Andy Jassy speaks to Matt McIlwain at the WTIA’s TechNW event.

The closing session at yesterday’s WTIA TechNW conference in Seattle was a conversation with Andy Jassy, the senior vice president in charge of Amazon Web Services, the cloud-computing division of the tech giant.

The interview by Madrona Venture Group’s Matt McIlwain didn’t exactly hold Jassy’s feet to the fire, starting off with McIlwain saying he hoped it would be an on-stage version of their periodic breakfast meetings at the Portage Bay Cafe. However, Jassy did deliver some insights into Amazon Web Services’ strategy and approach.

Here are five quotes that stood out …

Putting AWS in perspective: Every single day right now, we are adding at AWS enough new servers to have handled all of Amazon when it was a $3 billion revenue company around the year 2000.

The rise of ‘private clouds’ behind company firewalls: If you look at it, it’s actually all of the old-guard technology companies that are driving the private cloud. These companies have run at 60 to 80 percent gross margins for the last 20 years. Cloud computing and the model that AWS is pushing is not a 60 to 80 percent gross margin business.
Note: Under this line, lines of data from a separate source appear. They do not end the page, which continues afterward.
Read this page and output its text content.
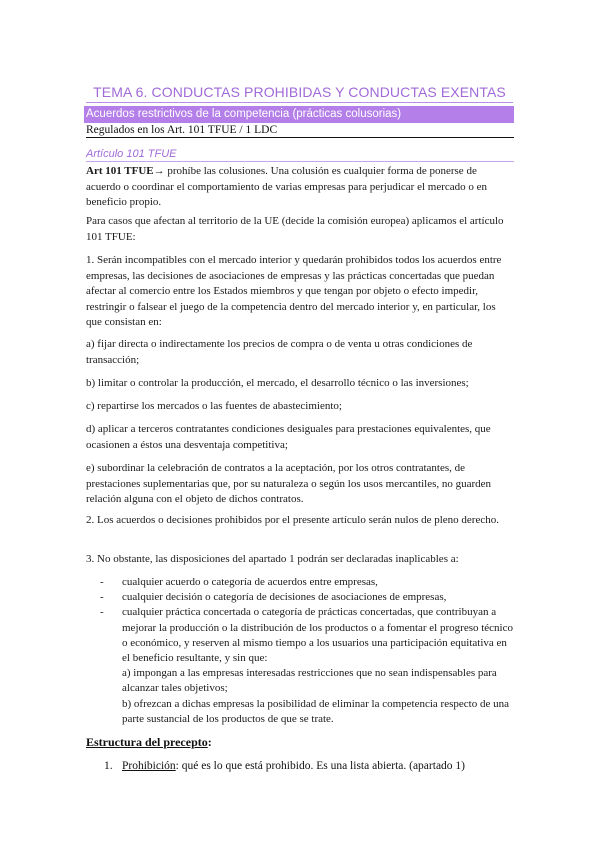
TEMA 6. CONDUCTAS PROHIBIDAS Y CONDUCTAS EXENTAS
Acuerdos restrictivos de la competencia (prácticas colusorias)
Regulados en los Art. 101 TFUE / 1 LDC
Artículo 101 TFUE

Art 101 TFUE→ prohíbe las colusiones. Una colusión es cualquier forma de ponerse de acuerdo o coordinar el comportamiento de varias empresas para perjudicar el mercado o en beneficio propio.

Para casos que afectan al territorio de la UE (decide la comisión europea) aplicamos el artículo 101 TFUE:
1. Serán incompatibles con el mercado interior y quedarán prohibidos todos los acuerdos entre empresas, las decisiones de asociaciones de empresas y las prácticas concertadas que puedan afectar al comercio entre los Estados miembros y que tengan por objeto o efecto impedir, restringir o falsear el juego de la competencia dentro del mercado interior y, en particular, los que consistan en:
a) fijar directa o indirectamente los precios de compra o de venta u otras condiciones de transacción;
b) limitar o controlar la producción, el mercado, el desarrollo técnico o las inversiones;
c) repartirse los mercados o las fuentes de abastecimiento;
d) aplicar a terceros contratantes condiciones desiguales para prestaciones equivalentes, que ocasionen a éstos una desventaja competitiva;
e) subordinar la celebración de contratos a la aceptación, por los otros contratantes, de prestaciones suplementarias que, por su naturaleza o según los usos mercantiles, no guarden relación alguna con el objeto de dichos contratos.
2. Los acuerdos o decisiones prohibidos por el presente artículo serán nulos de pleno derecho.
3. No obstante, las disposiciones del apartado 1 podrán ser declaradas inaplicables a:
-	cualquier acuerdo o categoría de acuerdos entre empresas,
-	cualquier decisión o categoría de decisiones de asociaciones de empresas,
-	cualquier práctica concertada o categoría de prácticas concertadas, que contribuyan a mejorar la producción o la distribución de los productos o a fomentar el progreso técnico o económico, y reserven al mismo tiempo a los usuarios una participación equitativa en el beneficio resultante, y sin que:
a) impongan a las empresas interesadas restricciones que no sean indispensables para alcanzar tales objetivos;
b) ofrezcan a dichas empresas la posibilidad de eliminar la competencia respecto de una parte sustancial de los productos de que se trate.
Estructura del precepto:
1. Prohibición: qué es lo que está prohibido. Es una lista abierta. (apartado 1)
It’s a much lower margin business, so it’s very disruptive to those companies. I think that’s why they’re pushing the private cloud: It doesn’t disrupt their business, and it’s still high margin for them.

Price wars: The way we think about our business, and it’s true in every business at Amazon, is we start with the customer and then everything moves backwards from there. We’ve just never met customers in any of our businesses that like to pay higher prices. If you are a high-volume, low-margin provider like we are, and you think about the world in that way, when you’re able to lower your costs — which we’re constantly working on — we’re not looking to pocket those savings, we’re looking to give them back to customers in the form of lower prices.

The need to stay flexible: Ninety percent of our roadmap is made up of items that our customers are telling us that they want. We actually very consciously don’t publish a 12- to 24-month roadmap, which sometimes bothers people because they’d like to know what we have coming, but we do it because we want to reserve the right to adjust our roadmap very quickly if we hear there are things that are more important for customers than we thought a year ago, because the space is so dynamic.

The roots of AWS: We started in part because Amazon, the retailer, growing as fast as it did, had to get really good at running deep infrastructure services in the stack, and at running really reliable, cost-effective data centers, because our retail business is very low margin. So we had this competence, and I can tell you though, 6-and-a-half years later, with hundreds of thousands of customers and every imaginable use case, we are much better at it today. There is really no compression algorithm for experience.